I hung up feeling good for having stood up to the guy, but bad for what I had just committed to let them do. I decided to leave the rest of my e-mails till later and figured, as far as the dig was concerned, that was that and I’d just have to live with it.
But in the life of any human being, when is “that” ever really “that”?
Chapter 11
I worked in the dining area the rest of the day and left after making sure that Thom wasn’t going to suffer a delayed reaction to the traumatic events of the morning.
“I’ll be okay,” she assured me. “Me and Lord Jesus have a good working relationship. I pray to Him and He supports me when I’m uncertain. In fact, I spoke to Christ in jail—along with my cellmate, Françoise Shabazz.”
I commented on the unusual combination of those names and Thom said she was a French African woman being held for a visa violation. It made sense, but it still sounded strange.
Since Jesus seemed to have things well under control, and the camaraderie of the staff seemed to buoy Thom, I felt all right when they left—Dani and Luke, who were an item, taking her to a new frozen yogurt shop for a shake or two. I quietly prayed that Dickson didn’t have a similar craving.
I made a pastrami on rye with mustard to go, got home around seven-thirty, fed the cats, and was just sitting down to eat when my “that was that” got flipped on its ear.
It wasn’t Robert Barron or Grant Daniels or even Andrew Dickson who showed up at my door—adversarial people and one annoyingly neutral person who had actually played a part in my day. No, with the growl of a motorcycle and the slamming of car doors, it was my friends. My new friends. Or, rather—as they called themselves—my sisters.

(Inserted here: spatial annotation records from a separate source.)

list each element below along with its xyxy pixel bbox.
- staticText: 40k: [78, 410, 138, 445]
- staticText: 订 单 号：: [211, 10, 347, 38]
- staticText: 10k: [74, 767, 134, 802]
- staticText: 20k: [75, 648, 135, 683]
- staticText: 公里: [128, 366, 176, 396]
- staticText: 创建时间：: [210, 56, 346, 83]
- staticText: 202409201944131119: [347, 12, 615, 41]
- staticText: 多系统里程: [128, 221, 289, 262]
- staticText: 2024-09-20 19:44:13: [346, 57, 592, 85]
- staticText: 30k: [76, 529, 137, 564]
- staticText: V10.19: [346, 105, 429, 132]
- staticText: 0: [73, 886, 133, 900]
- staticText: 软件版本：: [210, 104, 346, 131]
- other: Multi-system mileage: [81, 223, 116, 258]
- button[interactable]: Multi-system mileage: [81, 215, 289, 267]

It turns out that in the Wiccan world, establishing a temple means just that: you’ve set up a house of worship where people could come and pray. For Wiccans, that turned out to be at night when there was a moon and stars, owls hooting on chimneys, and a general quieting of mechanized society.

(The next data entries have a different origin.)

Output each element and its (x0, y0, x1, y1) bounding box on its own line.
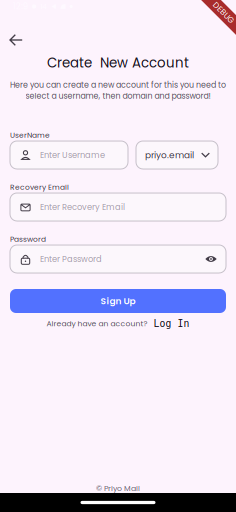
staticText: Enter Password (40, 253, 102, 265)
button[interactable]: Back (0, 28, 41, 52)
staticText: Password (10, 234, 46, 244)
staticText: priyo.email (145, 149, 194, 161)
staticText: Log In (154, 318, 190, 329)
staticText: Enter Recovery Email (40, 201, 125, 213)
staticText: Already have an account? (46, 318, 148, 329)
button[interactable]: priyo.email (136, 141, 218, 169)
staticText: © Priyo Mail (96, 483, 140, 494)
staticText: Sign Up (100, 295, 136, 307)
staticText: UserName (10, 130, 50, 140)
button[interactable]: Show password (205, 253, 217, 265)
staticText: select a username, then domain and passw… (26, 90, 210, 102)
button[interactable]: Sign Up (10, 289, 226, 313)
button[interactable]: Log In (154, 318, 190, 329)
staticText: Recovery Email (10, 182, 69, 192)
staticText: DEBUG (210, 7, 236, 18)
staticText: Create New Account (47, 54, 189, 72)
staticText: Enter Username (40, 149, 105, 161)
staticText: Here you can create a new account for th… (10, 80, 226, 90)
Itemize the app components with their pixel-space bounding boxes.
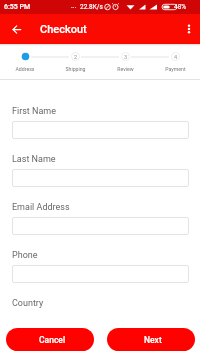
staticText: Country: [12, 298, 44, 309]
staticText: Last Name: [12, 154, 56, 165]
staticText: Checkout: [40, 23, 87, 36]
staticText: Cancel: [39, 335, 66, 345]
staticText: Email Address: [12, 202, 70, 213]
staticText: Payment: [165, 66, 186, 72]
staticText: 6:55 PM: [4, 3, 31, 11]
button[interactable]: [12, 121, 189, 139]
button[interactable]: Cancel: [6, 328, 94, 351]
staticText: 48%: [174, 3, 187, 11]
button[interactable]: 3: [100, 44, 150, 72]
staticText: Next: [144, 335, 162, 345]
staticText: First Name: [12, 106, 57, 117]
staticText: 4: [174, 54, 178, 60]
button[interactable]: 4: [150, 44, 200, 72]
button[interactable]: [12, 169, 189, 187]
staticText: ...: [71, 2, 77, 10]
button[interactable]: Address: [0, 44, 50, 72]
button[interactable]: 2: [50, 44, 100, 72]
button[interactable]: More options: [178, 18, 200, 40]
button[interactable]: Back: [4, 17, 28, 41]
staticText: Address: [15, 66, 35, 72]
staticText: Phone: [12, 250, 38, 261]
staticText: 22.8K/s: [80, 3, 103, 11]
button[interactable]: [12, 265, 189, 283]
staticText: Review: [117, 66, 134, 72]
staticText: Shipping: [65, 66, 86, 72]
button[interactable]: Next: [107, 328, 195, 351]
staticText: 2: [74, 54, 78, 60]
button[interactable]: [12, 217, 189, 235]
staticText: 3: [124, 54, 128, 60]
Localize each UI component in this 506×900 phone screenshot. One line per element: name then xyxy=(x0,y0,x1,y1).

At least, that’s how Sally Biglake explained it when she showed up at my door with Mad and a small group of wo
men I did not know.
“I didn’t realize that consecration means my door is always open,” I said.
Sally seemed genuinely surprised. “What did you think it meant?”
I couldn’t tell her the truth; I thought it meant absolutely nothing.
“May we come in?” Sally pressed.
I stepped aside, not without some reluctance, and the women filed in. There were six in addition to Sally and Mad. My cats fled their dinner bowls when they entered—something they never did with strangers.
“How often will you be having these gatherings?” I asked.
“Every new moon, every night of the full moon, and every Samhain,” she said. Before I could ask, she said, “That is the end-of-summer celebration marking the final harvest and the arrival of dark winter. Typically, on November first.”
“Great,” I said. “You can help eat my trick-or-treat candy.”
“That’s very considerate,” Sally replied.
This was going to be terrible. The woman had no sense of irony. She wouldn’t see that this whole thing was a really bad joke.
“Don’t you have other temples you can use to kind of spread the worship?” I asked.
“It is customary to use the site that has been most newly sanctified,” she replied.
“Well, here’s the thing,” I said. “In about fifteen minutes, a man is coming who, through a strange series of circumstances, I’ve had to agree to let dig in the—the temple. You should probably bless some other place because this one isn’t going to be available for a year or so.”
The look that settled on her wide face could best be described as war-painted minus the paint.
It was little Mad who stepped forward and said, “Do you realize what you’ve done?”
“I think so,” I said. “I’ve obviously inconvenienced all of my, uh—sisters.”
“You’ve done far, far worse,” Mad said, pointing at me with a crooked finger. “You have made us unhappy.”